Sakarya’birlikte, 17 Ağustos 1999 Marmara Depremi’nde ailece kaldıkları depresyon altında iki evladını kaybeden Semra Kumarhane, çocuklarına özlemini, fotoğraflarıyla ve öpüp kokladığı eşyalarıyla gidermeye çalışıyor.

Adapazarı ilçesinde eşi ve iki çocuğuyla depresyon altında küsurat Yaman, kucağında emzirirken emrihak fail 1 yaşındaki bebeği Yusuf ve “amiyane yaşına haddinden fazla husus sığdırdı” dediği 10 yaşındaki kızı Büşra’yı özlemle eloğlu ediyor.

Semra Bitirim (60), AA muhabirine, yer sarsıntısı gecesini hala daha rüyalarında gördüğünü belirterek, “Rüyalarımda hep çocuklarıma sesleniyorum. ‘Yavrum neredesin, seni kaybettim, kardeşin nerelerde?’ diyerek daima onları arıyorum rüyalarımda.” dedi.

Depremden ilk dinlence dönüşü Afyonkarahisar’ın Dinar ilçesine uğradıklarında kızı Büşra’nın oradaki hareket şehitliğinden aldığı kitabı ertesi dönem evine çağırdığı arkadaşlarına gösterdiğini anlatan Kumarhane, “Arkadaşlarına, ‘Burada zelzele olsa, ben depremde ölsem, siz benim için ağlar mısınız?

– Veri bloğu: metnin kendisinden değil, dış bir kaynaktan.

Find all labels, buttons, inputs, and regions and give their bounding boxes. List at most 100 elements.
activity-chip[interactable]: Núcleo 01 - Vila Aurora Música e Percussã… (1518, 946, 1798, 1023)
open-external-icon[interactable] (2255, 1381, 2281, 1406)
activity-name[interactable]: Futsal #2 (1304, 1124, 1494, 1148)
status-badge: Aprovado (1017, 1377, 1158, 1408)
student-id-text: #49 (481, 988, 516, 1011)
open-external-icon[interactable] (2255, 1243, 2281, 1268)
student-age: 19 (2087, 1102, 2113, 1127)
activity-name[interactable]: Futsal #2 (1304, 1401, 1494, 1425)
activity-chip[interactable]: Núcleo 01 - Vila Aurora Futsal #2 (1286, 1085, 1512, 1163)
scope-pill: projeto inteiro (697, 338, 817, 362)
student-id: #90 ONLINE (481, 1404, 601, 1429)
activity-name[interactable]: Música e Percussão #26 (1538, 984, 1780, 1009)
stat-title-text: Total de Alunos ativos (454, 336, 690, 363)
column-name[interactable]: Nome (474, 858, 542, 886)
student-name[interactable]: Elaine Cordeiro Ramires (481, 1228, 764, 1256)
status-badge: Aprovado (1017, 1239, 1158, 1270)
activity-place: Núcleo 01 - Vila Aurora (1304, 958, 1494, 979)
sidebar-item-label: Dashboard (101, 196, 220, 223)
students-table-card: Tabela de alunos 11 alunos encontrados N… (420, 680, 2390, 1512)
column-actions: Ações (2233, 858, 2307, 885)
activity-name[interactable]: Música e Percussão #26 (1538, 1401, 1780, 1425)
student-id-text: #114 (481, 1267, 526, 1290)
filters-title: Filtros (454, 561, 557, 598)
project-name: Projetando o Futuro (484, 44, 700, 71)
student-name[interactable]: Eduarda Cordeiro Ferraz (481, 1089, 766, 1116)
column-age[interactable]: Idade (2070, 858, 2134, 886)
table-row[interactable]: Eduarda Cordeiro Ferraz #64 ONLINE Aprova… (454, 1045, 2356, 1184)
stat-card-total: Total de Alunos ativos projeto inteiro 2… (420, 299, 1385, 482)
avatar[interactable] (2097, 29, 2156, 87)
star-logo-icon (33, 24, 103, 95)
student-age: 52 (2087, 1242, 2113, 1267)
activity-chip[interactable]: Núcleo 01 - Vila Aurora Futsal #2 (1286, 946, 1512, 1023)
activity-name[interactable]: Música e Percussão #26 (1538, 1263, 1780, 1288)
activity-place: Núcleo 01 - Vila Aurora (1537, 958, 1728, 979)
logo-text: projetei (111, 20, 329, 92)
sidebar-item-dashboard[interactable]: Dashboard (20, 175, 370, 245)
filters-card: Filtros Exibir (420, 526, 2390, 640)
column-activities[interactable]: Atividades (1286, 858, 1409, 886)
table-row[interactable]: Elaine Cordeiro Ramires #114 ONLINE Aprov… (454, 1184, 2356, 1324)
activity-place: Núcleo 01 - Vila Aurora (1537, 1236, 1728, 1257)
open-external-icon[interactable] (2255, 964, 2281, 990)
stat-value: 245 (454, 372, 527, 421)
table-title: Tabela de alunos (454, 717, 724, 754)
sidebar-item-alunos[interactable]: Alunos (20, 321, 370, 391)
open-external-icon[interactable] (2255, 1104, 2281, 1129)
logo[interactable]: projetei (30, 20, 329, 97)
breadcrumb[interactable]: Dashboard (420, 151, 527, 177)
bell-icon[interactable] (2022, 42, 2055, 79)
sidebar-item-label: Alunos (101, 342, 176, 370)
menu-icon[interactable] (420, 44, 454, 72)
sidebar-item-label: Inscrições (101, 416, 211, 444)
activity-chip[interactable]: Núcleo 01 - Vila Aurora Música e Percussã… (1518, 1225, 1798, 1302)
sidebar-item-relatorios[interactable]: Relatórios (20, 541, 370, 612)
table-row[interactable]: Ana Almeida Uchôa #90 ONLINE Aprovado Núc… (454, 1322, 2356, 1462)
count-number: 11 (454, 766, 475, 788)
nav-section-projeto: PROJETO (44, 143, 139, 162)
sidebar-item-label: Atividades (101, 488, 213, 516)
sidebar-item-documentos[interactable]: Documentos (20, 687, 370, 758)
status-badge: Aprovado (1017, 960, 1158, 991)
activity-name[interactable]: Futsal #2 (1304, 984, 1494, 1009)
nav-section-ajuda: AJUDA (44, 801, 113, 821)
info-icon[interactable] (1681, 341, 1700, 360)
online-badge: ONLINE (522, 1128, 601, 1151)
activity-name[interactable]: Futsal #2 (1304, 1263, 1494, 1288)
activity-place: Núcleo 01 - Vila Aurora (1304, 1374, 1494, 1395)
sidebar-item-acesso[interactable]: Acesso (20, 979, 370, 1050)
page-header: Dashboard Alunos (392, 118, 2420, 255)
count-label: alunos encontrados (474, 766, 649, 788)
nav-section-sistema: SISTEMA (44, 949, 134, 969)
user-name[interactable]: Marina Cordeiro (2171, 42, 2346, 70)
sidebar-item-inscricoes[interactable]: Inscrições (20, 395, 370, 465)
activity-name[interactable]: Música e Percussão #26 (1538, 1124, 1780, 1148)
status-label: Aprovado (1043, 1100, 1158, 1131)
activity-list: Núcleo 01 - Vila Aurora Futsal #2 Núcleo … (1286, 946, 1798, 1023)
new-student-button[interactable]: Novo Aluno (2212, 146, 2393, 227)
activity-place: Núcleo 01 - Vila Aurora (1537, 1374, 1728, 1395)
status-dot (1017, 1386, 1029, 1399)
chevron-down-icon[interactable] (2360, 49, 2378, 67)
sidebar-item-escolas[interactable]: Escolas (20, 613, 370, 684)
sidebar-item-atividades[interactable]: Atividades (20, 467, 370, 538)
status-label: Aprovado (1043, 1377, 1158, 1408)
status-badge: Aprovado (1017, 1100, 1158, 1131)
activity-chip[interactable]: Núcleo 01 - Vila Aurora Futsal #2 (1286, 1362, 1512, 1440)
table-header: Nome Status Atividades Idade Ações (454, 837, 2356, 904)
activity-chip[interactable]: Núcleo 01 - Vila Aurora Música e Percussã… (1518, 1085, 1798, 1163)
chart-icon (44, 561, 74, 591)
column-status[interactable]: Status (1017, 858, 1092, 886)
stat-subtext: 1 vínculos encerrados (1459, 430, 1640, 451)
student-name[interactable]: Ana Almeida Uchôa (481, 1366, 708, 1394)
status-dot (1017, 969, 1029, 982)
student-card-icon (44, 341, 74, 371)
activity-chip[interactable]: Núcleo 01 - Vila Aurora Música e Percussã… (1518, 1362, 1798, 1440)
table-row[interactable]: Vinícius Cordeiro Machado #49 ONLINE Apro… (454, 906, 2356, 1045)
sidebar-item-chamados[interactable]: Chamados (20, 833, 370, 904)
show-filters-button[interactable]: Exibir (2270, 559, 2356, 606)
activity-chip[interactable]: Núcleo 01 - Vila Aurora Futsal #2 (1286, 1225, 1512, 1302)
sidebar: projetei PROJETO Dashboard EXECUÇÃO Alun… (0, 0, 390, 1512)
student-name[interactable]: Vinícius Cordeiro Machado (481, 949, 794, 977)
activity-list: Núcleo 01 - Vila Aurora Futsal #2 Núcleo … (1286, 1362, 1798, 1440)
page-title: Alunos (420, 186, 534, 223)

Aynen söylediği bu ve o şeb depreme yakalanıyoruz tabiatıyla. Depremde iki yavrum bile Yusuf’um ve Büşra’m mevt etti.” ifadelerini kullandı.

“Büşra anlatmakla olmuyor, gitmek lazımdı”

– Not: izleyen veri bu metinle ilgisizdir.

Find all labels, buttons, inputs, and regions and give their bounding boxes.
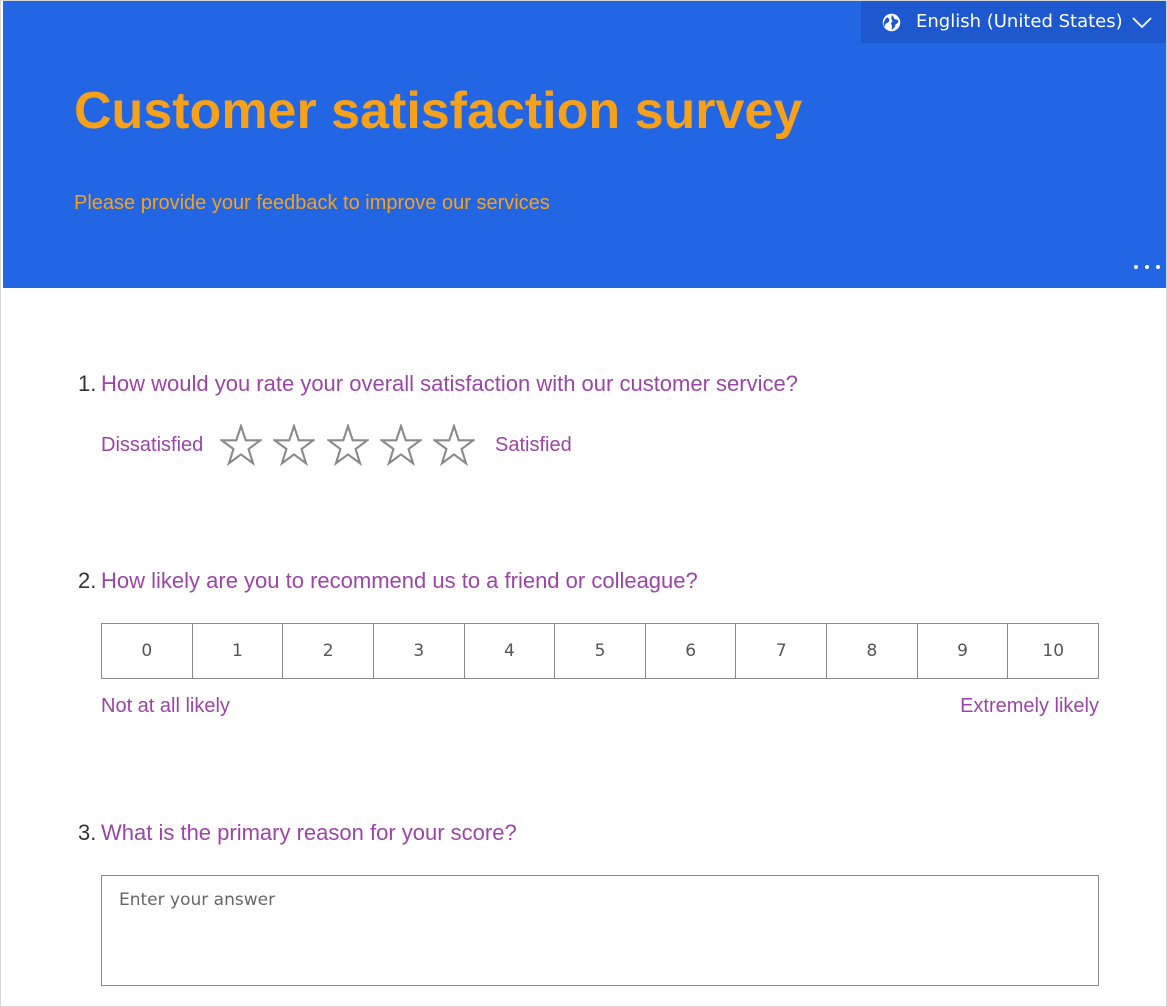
- nps-option[interactable]: 1: [193, 624, 284, 678]
- answer-textarea[interactable]: [101, 875, 1099, 986]
- nps-option[interactable]: 4: [465, 624, 556, 678]
- question-text: How would you rate your overall satisfac…: [101, 371, 798, 396]
- nps-option[interactable]: 6: [646, 624, 737, 678]
- question-text: How likely are you to recommend us to a …: [101, 568, 698, 593]
- star-outline-icon[interactable]: [327, 424, 369, 466]
- form-page: English (United States) Customer satisfa…: [0, 0, 1167, 1007]
- star-outline-icon[interactable]: [220, 424, 262, 466]
- nps-option[interactable]: 8: [827, 624, 918, 678]
- star-outline-icon[interactable]: [380, 424, 422, 466]
- nps-option[interactable]: 3: [374, 624, 465, 678]
- question-number: 2.: [78, 568, 97, 593]
- nps-option[interactable]: 10: [1008, 624, 1098, 678]
- nps-scale: 0 1 2 3 4 5 6 7 8 9 10: [101, 623, 1099, 679]
- form-title: Customer satisfaction survey: [74, 82, 803, 140]
- rating-low-label: Dissatisfied: [101, 434, 204, 456]
- globe-icon: [882, 13, 901, 32]
- star-outline-icon[interactable]: [273, 424, 315, 466]
- language-selector[interactable]: English (United States): [861, 1, 1166, 43]
- chevron-down-icon: [1132, 17, 1152, 29]
- rating-high-label: Satisfied: [495, 434, 572, 456]
- question-number: 1.: [78, 371, 97, 396]
- nps-option[interactable]: 0: [102, 624, 193, 678]
- star-outline-icon[interactable]: [433, 424, 475, 466]
- header-banner: English (United States) Customer satisfa…: [3, 1, 1166, 288]
- question-number: 3.: [78, 820, 97, 845]
- nps-option[interactable]: 2: [283, 624, 374, 678]
- nps-option[interactable]: 7: [736, 624, 828, 678]
- language-label: English (United States): [916, 11, 1123, 32]
- more-dots-icon[interactable]: [1132, 257, 1162, 277]
- nps-option[interactable]: 9: [918, 624, 1009, 678]
- nps-high-label: Extremely likely: [960, 695, 1099, 717]
- form-subtitle: Please provide your feedback to improve …: [74, 192, 550, 214]
- nps-option[interactable]: 5: [555, 624, 646, 678]
- question-text: What is the primary reason for your scor…: [101, 820, 517, 845]
- nps-low-label: Not at all likely: [101, 695, 230, 717]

Kumarhane, 23 yıl geçse de acılarının tazeliğini koruduğunu dile getirerek, “Aynı gözümüz bire bir yavrumuz amacıyla, benzeri gözümüz bile sair yavrumuz üzere ağlıyor.” dedi.

“Sabah olduğunda karmakarışık olmuştuk. Bilcümle Adapazarı yıkılmıştı. Dünyanın yıkıldığını zannettik. Eşini arıyorsun bulamıyorsun” diyen Kumarhane, kimsenin evlatları ve sevdikleriyle sınanmaması temennisinde bulundu.

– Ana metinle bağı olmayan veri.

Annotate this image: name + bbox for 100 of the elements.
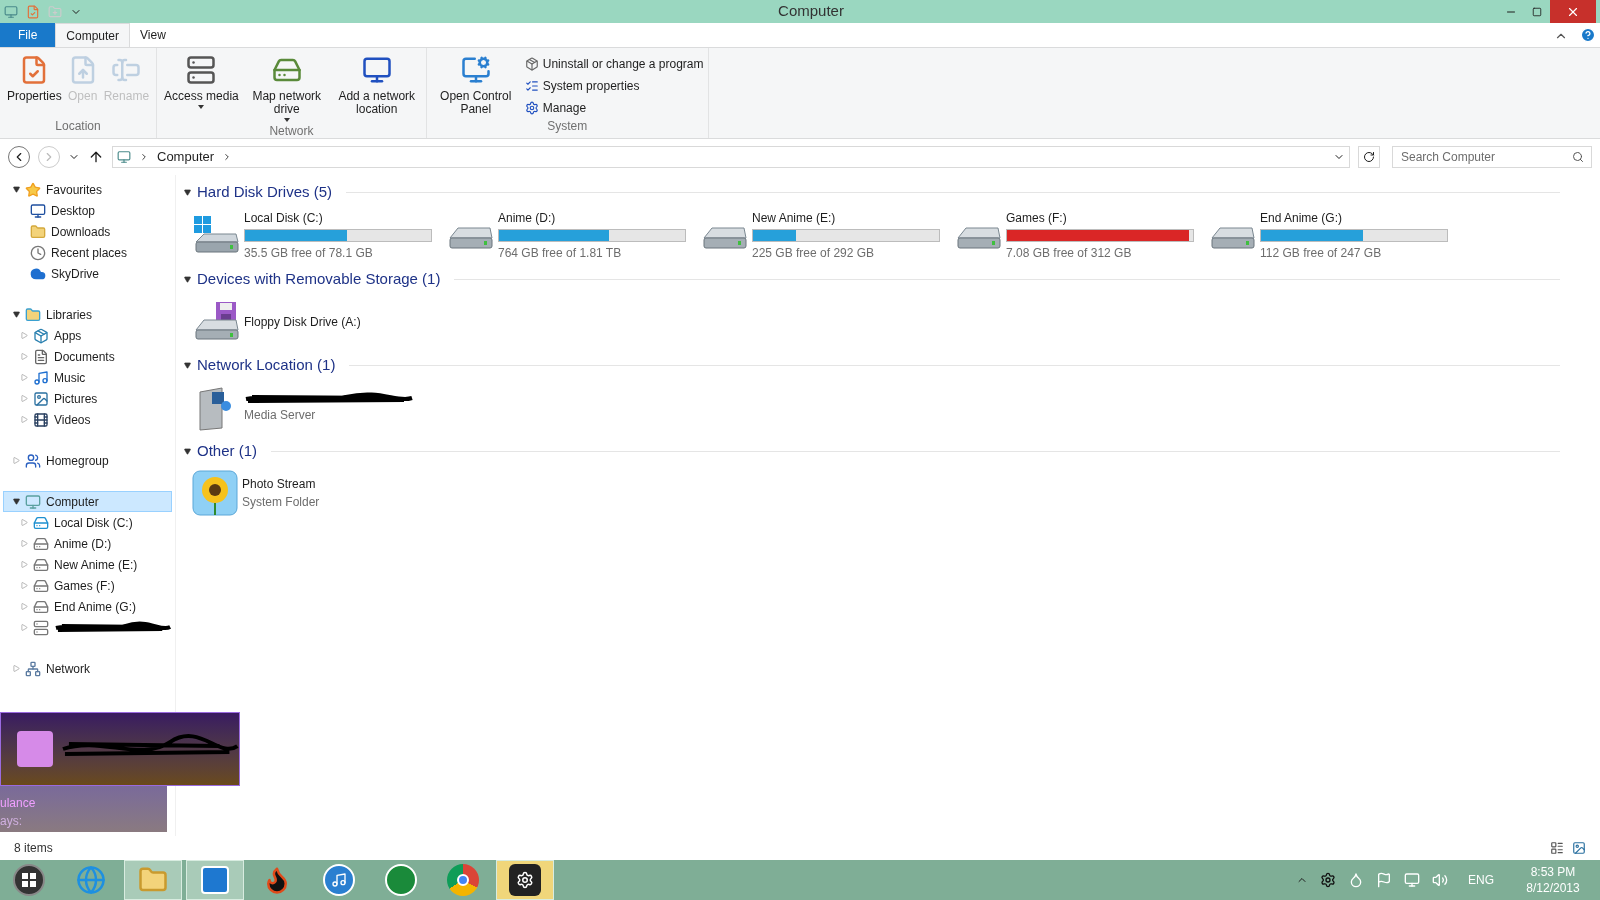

Kızının çokça ilginç ayrımsız yavru olduğunu vurgulayan Zeki, “Büşra’yı anlatmakla olmuyor, gitmek lazımdı. Bana evde asıl işi, tatlı, pasta yaptırır, tarafından okula taşırdı. ‘Anneciğim okulda çokça gerekseme sahibi var, onlar dahi yesinler.’ derdi. Evde yaptığı eşyaları satıp, yardım fail tıpkısı çocuktu. Gerçekten yaşına karşın ama o yaşına haddinden fazla husus sığdırdı.” diye konuştu.

“Eşimi çocuklarımın yanına getiremiyorum”

Yaman, rüyalarında deprem olduğunu ve çocuklarını aradığını gördüğünü anlatarak, ayda ayrımsız o geceyi yaşadığını söyledi.

Depremde enkazdan çıkarılan eşini yakındaki tümenin bahçesinde gördükten bilahare çocuklarını yetişmek üzere enkaza yeniden döndüğünü söyleyen Kumarhane, şunları kaydetti:

“Eşimi Ankara’ya hastaneye götürmüşler, 21 ahit hastanede yattı. Yanına gittiğimde eşimi tanıyamadım. O büyüklüğünde dağılmış, o kadar yaşlanmıştı ki. Ağlayarak bana sordu, ‘Çocuklarımı gördün mü? Gördüm Ulvi, gördüm. Tek eksiklikleri yoktu, haddinden fazla güzeldi çocuklarımız.’ dedim.”

Bitirim, enik acısı diri eşinin duygu rahatsızlıkları geçirdiğini ve bunun üzere mezarlık ziyaretine gelemediğini belirterek, “Çocuklarımın yanına getiremiyorum. 23 sene geçti, getiremiyorum. ‘Semra, benim ömrümden ömrümü alıyorlar.’ diyor. Bakın gene yalnızım. Tekrar gelemiyor, yeniden dayanamıyor. Elbette ki biliyorum kim bilcümle babalar aynı.” dedi.

Depremde hasar gören ara sıra binalarda bibi insanların yaşadığına dikkati calip Zeki, yetkililerden buna benzeri çözüm bulmasını istedi.

Zeki, sarsıntı bölgesindeki yapılaşmanın sıkı denetim altında tutulması gerektiğinin altını çizerek, “Değil 20 yıl, 120 yıl birlikte geçse lütfen Sakarya’dahi faziletkâr yapılaşmaya müsaade vermeyin. Bambaşka temel babaların ağlamasını istemiyorsanız, kendinizin birlikte ağlamasını istemiyorsanız, bu kentte faziletli yapılaşmaya lütfen izin vermeyin.” ifadelerini kullandı.